London, June 19 (RHC)-- In Britain, the Tories have put an end to wind farm subsidies, sparking fierce opposition from green campaigners and renewable energy leaders.

Fergus Ewing, Scottish minister for business, energy and tourism said "the decision by the UK government to end the Renewable Obligation next year is deeply regrettable and will have a disproportionate impact on Scotland, as around 70% of onshore wind projects in the UK planning system are here."

Energy and Climate Change Secretary Amber Rudd insists that the initiative is simply a manifesto commitment. She said that the Tories are "driving forward our commitment to end new onshore wind subsidies and give local communities the final say over any new wind farms. Onshore wind is an important part of our energy mix and we now have enough subsidized projects in the pipeline to meet our renewable energy commitments."

But Scottish Renewable chief executive Niall Stewart slammed the decision by the Tory government, claiming that there is no justifiable reason to put an end to the wind farming subsidies. He said "we believe this decision could put around two gigawatts of onshore wind projects in Scotland at risk. "These are projects that could provide the equivalent electricity demand of 1.23m Scottish homes and significantly improve our energy security, while bringing around £3bn pounds of investment."

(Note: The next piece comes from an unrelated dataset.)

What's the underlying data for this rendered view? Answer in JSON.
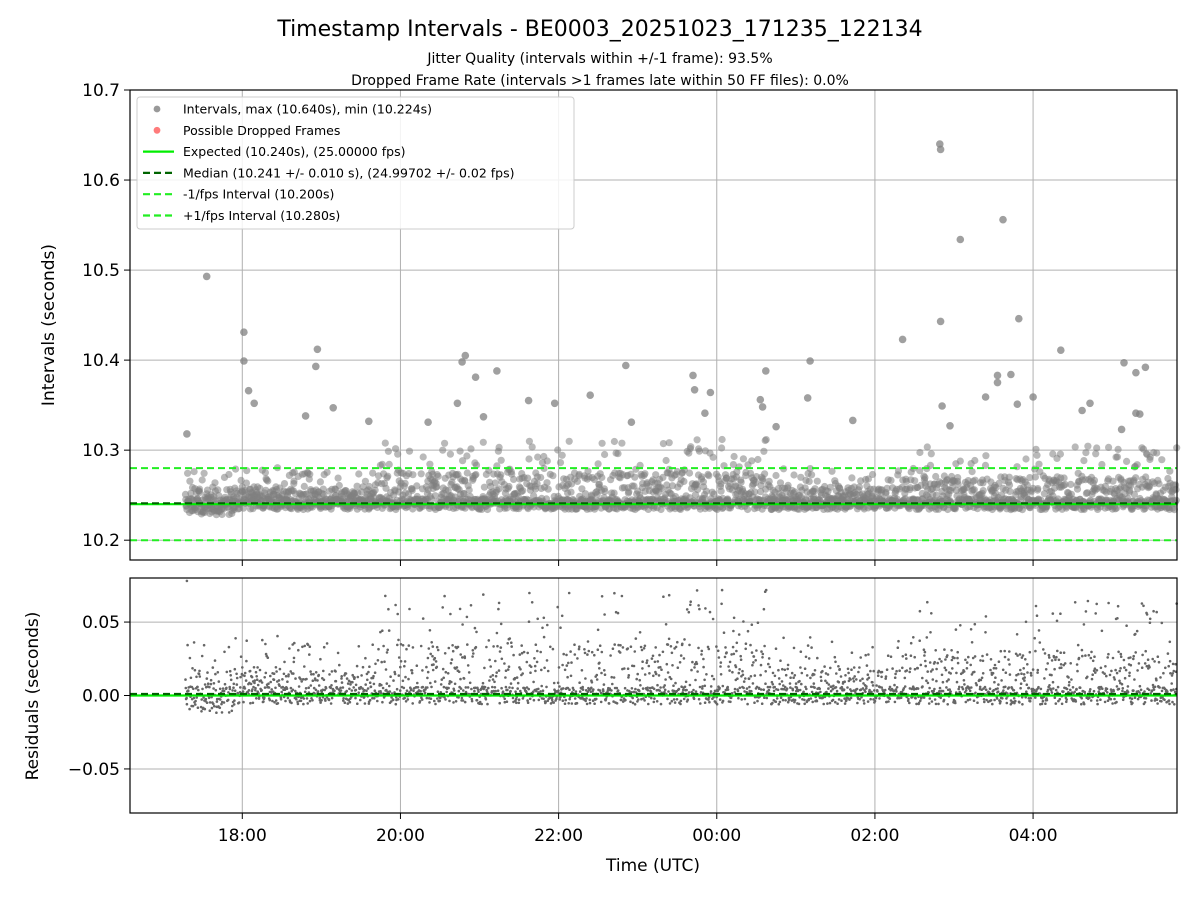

Shadow Energy Secretary Caroline Flint also criticized the Tories plans, saying that wind energy is the safest and cheapest type of energy. She said, "Onshore wind is the cheapest and most developed form of clean energy and there are 1,000 projects whose investment plans could be affected by the latest moving of the goalposts. Ministers need to make clear which projects exactly the grace period will apply to."

The Tories and some Labour politicians have backed the government's decision to scrap wind subsidies. But there is a groundswell of anger among campaigners and renewable energy business leaders who fail to see the sense in refusing to invest in a long term and sustainable energy source.